IEEE/ACM Trans Comput Biol Bioinform. 2017 Nov-Dec;14(6):1419-1433. doi: 10.1109/TCBB.2016.2598163. Epub 2016 Aug 3.
One of the most significant research issues in functional genomics is insilico identification of disease related genes. In this regard, the paper presents a new gene selection algorithm, termed as SiFS, for identification of disease genes. It integrates the information obtained from interaction network of proteins and gene expression profiles. The proposed SiFS algorithm culls out a subset of genes from microarray data as disease genes by maximizing both significance and functional similarity of the selected gene subset. Based on the gene expression profiles, the significance of a gene with respect to another gene is computed using mutual information. On the other hand, a new measure of similarity is introduced to compute the functional similarity between two genes. Information derived from the protein-protein interaction network forms the basis of the proposed SiFS algorithm. The performance of the proposed gene selection algorithm and new similarity measure, is compared with that of other related methods and similarity measures, using several cancer microarray data sets.

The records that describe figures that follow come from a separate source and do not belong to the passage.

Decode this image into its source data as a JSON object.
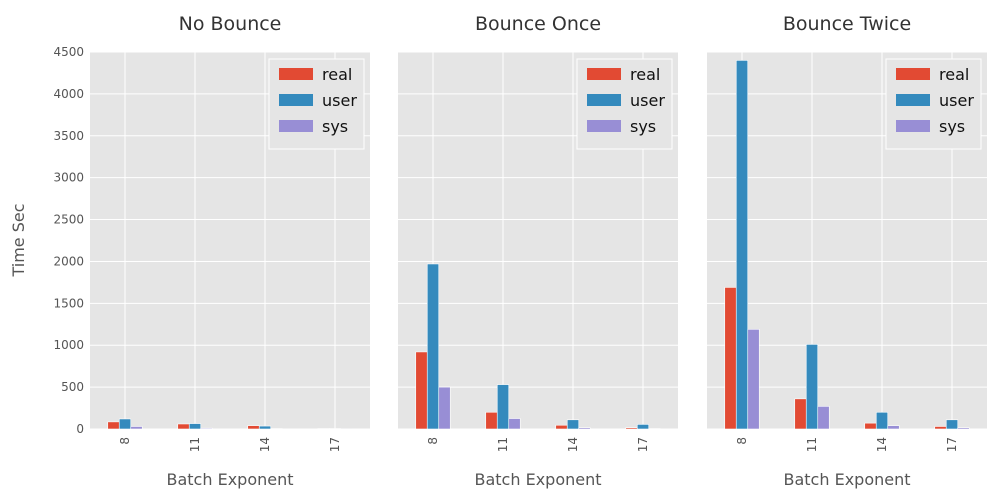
{
  "figure": {
    "ylabel": "Time Sec",
    "xlabel": "Batch Exponent",
    "legend": [
      "real",
      "user",
      "sys"
    ]
  },
  "colors": {
    "real": "#E24A33",
    "user": "#348ABD",
    "sys": "#988ED5",
    "panel_bg": "#E5E5E5",
    "grid": "#FFFFFF"
  },
  "chart_data": [
    {
      "type": "bar",
      "title": "No Bounce",
      "xlabel": "Batch Exponent",
      "ylabel": "Time Sec",
      "categories": [
        "8",
        "11",
        "14",
        "17"
      ],
      "ylim": [
        0,
        4500
      ],
      "yticks": [
        0,
        500,
        1000,
        1500,
        2000,
        2500,
        3000,
        3500,
        4000,
        4500
      ],
      "grid": true,
      "legend_position": "top-right",
      "series": [
        {
          "name": "real",
          "values": [
            85,
            60,
            40,
            5
          ]
        },
        {
          "name": "user",
          "values": [
            120,
            65,
            35,
            5
          ]
        },
        {
          "name": "sys",
          "values": [
            30,
            10,
            5,
            2
          ]
        }
      ]
    },
    {
      "type": "bar",
      "title": "Bounce Once",
      "xlabel": "Batch Exponent",
      "ylabel": "",
      "categories": [
        "8",
        "11",
        "14",
        "17"
      ],
      "ylim": [
        0,
        4500
      ],
      "grid": true,
      "legend_position": "top-right",
      "series": [
        {
          "name": "real",
          "values": [
            920,
            200,
            45,
            15
          ]
        },
        {
          "name": "user",
          "values": [
            1970,
            530,
            110,
            55
          ]
        },
        {
          "name": "sys",
          "values": [
            500,
            125,
            15,
            5
          ]
        }
      ]
    },
    {
      "type": "bar",
      "title": "Bounce Twice",
      "xlabel": "Batch Exponent",
      "ylabel": "",
      "categories": [
        "8",
        "11",
        "14",
        "17"
      ],
      "ylim": [
        0,
        4500
      ],
      "grid": true,
      "legend_position": "top-right",
      "series": [
        {
          "name": "real",
          "values": [
            1690,
            360,
            70,
            30
          ]
        },
        {
          "name": "user",
          "values": [
            4400,
            1010,
            200,
            110
          ]
        },
        {
          "name": "sys",
          "values": [
            1190,
            270,
            40,
            15
          ]
        }
      ]
    }
  ]
}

功能基因组学中最关键的研究问题之一是通过计算机在基因序列中识别与疾病相关的基因。在这一方面,本文提出了一种新的基因选择算法,称为 SiFS,用于识别疾病基因。该算法整合了从蛋白质相互作用网络和基因表达谱中获取的信息。所提出的 SiFS 算法通过最大化所选基因子集的显着性和功能相似性,从微阵列数据中挑选出一组基因作为疾病基因。基于基因表达谱,使用互信息计算一个基因相对于另一个基因的显着性。另一方面,引入了一种新的相似性度量来计算两个基因之间的功能相似性。来自蛋白质-蛋白质相互作用网络的信息构成了所提出的 SiFS 算法的基础。使用多个癌症微阵列数据集,比较了所提出的基因选择算法和新的相似性度量与其他相关方法和相似性度量的性能。